Brenton Buxton of Austin, Texas, is the leader with 36 races — 18 Marathons and 18 Ascents. Buxton also holds the longest “doubler” streak, 12 years. Coffelt’s 21 races is the longest current streak of any kind. Completing either race is an amazing feat. Mere mortals? We’ll watch while more than 2,200 superfolk from around the world try to do it this weekend.

“When this all started out, it was pretty much a Colorado event,” race committee member Roger Allison said. “But by the early to mid-1980s it started getting national. Then by the late ‘80s, we would get all the states and about five foreign countries.

“It stands out as a run that is very attractive to that type of runner, the type of runner who wants to put another notch in the bedpost.”

Or more than 20 consecutive notches.

Coffelt, 45, travels from Arkansas every year. Sometimes he and 200 of his closest running companions in the Arkansas Pikes Peak Marathon Society plan vacations around the Marathon’s weekend.

“I’ve just loved being out there, out West, in the mountains,” said Coffelt, who works as a petroleum geologist. “Altitude doesn’t seem to bother me. Whether it’s hunting, hiking or running, I’ve just always seemed to enjoy being in the mountains. I enjoy running trails in the wilderness instead of just being on the streets in the city marathons and things like that. It got to be the annual road trip. If we don’t do any other race all year, we at least come out to Colorado Springs.”

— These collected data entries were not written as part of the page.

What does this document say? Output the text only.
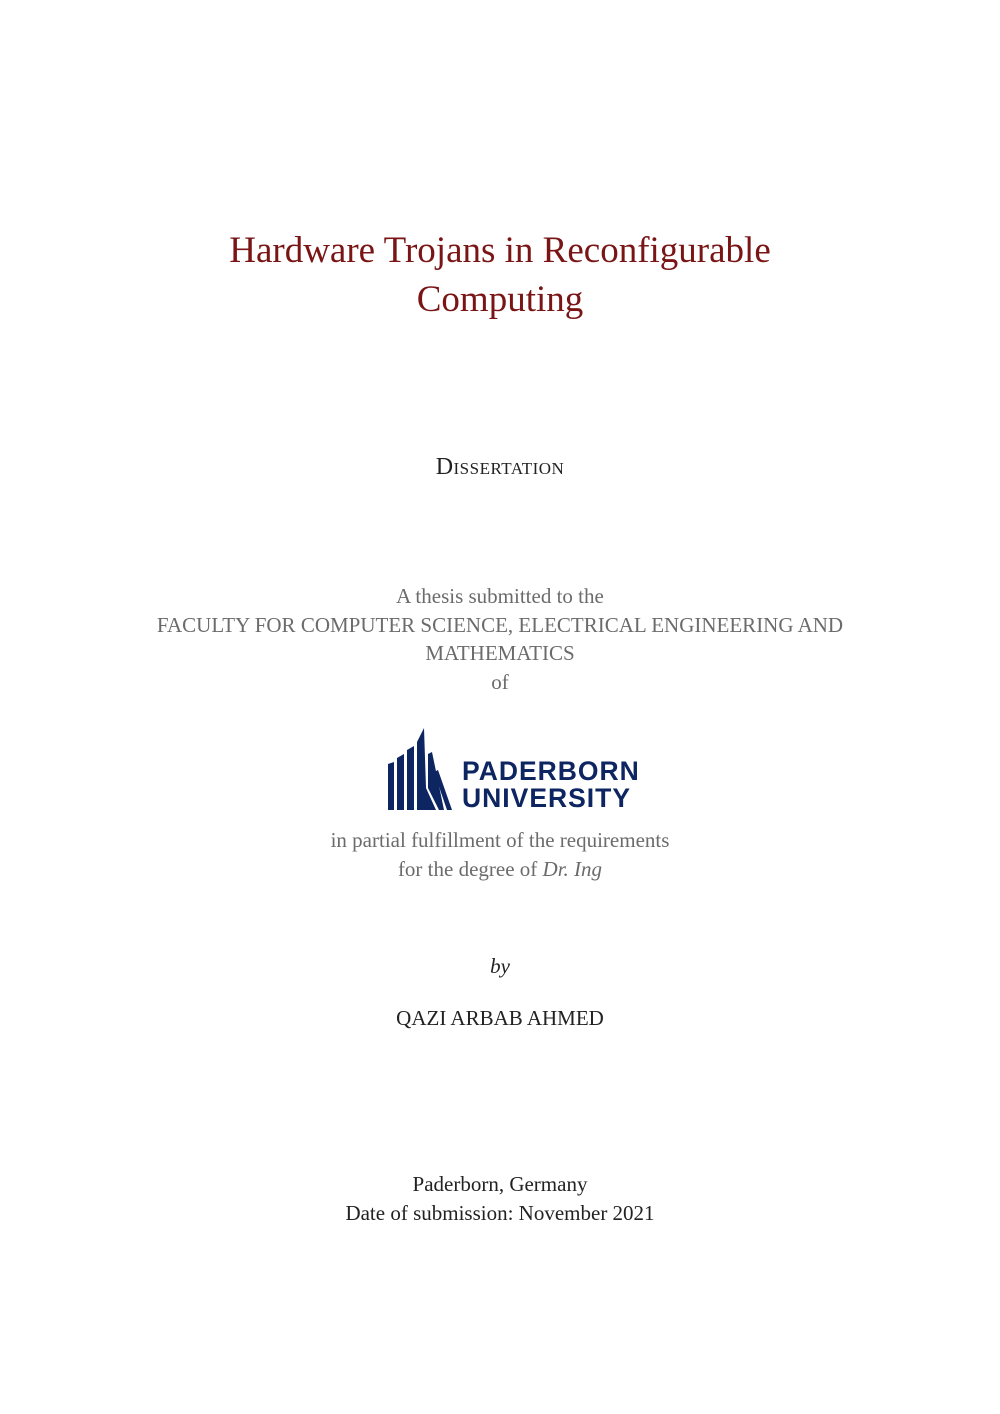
Hardware Trojans in Reconfigurable
Computing
Dissertation
A thesis submitted to the
FACULTY FOR COMPUTER SCIENCE, ELECTRICAL ENGINEERING AND
MATHEMATICS
of
PADERBORN
UNIVERSITY
in partial fulfillment of the requirements
for the degree of Dr. Ing
by
QAZI ARBAB AHMED
Paderborn, Germany
Date of submission: November 2021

Coffelt is one of the lucky ones, maybe even one of the special ones. Altitude is a huge consideration for most runners. Coffelt, who said he ran about 20 marathons besides Pikes Peak, trains in the rolling hills surrounding Fort Smith in western Arkansas. But those hills are bumps. They’re playground equipment compared to what runners face here.

Magazine Mountain is the highest point in Arkansas, and its peak is 3,282 feet lower than downtown Manitou Springs, the lowest point of the Ascent and the Marathon.

Still, Pikes Peak has the power to wear down even the lucky ones. Coffelt ran his personal best in 1989, a 4-hour, 30-minute and 34-second run that included a 1:45:47 descent. He also placed a career-best 20th that year.

Coffelt, who is 5-foot-10 and weighs about 160 pounds, knows his years of running the race are winding down. Through the 21 years, Coffelt has averaged a little more than 5 hours, 17 minutes. But he hasn’t bested that time since 2000, when he ran 5:08:04.

“I found out that once I got past 40, it got a lot harder to stay in shape,” Coffelt said, laughing. “It used to be that I could take some time off and wouldn’t lose too much ground. But now I’ve got to hit it every day and watch what I eat and get some sleep to stay in the kind of shape it takes to run like that.”

Folks in their 70s and 80s have completed either the Ascent or the Marathon. Coffelt said he doesn’t expect to run the mountain for that long, but he would like to continue for at least five years, when his son will be 16 and eligible to race.

“He might want to play football or something like that,” Coffelt said. “So, I don’t know if he’ll want to run that far or not. But that would really be something.

“I would really enjoy being able to cap off all my years by getting him up there when he turns 16. I guess I’ll have to stay in shape at least for five more years and see what he wants to do.”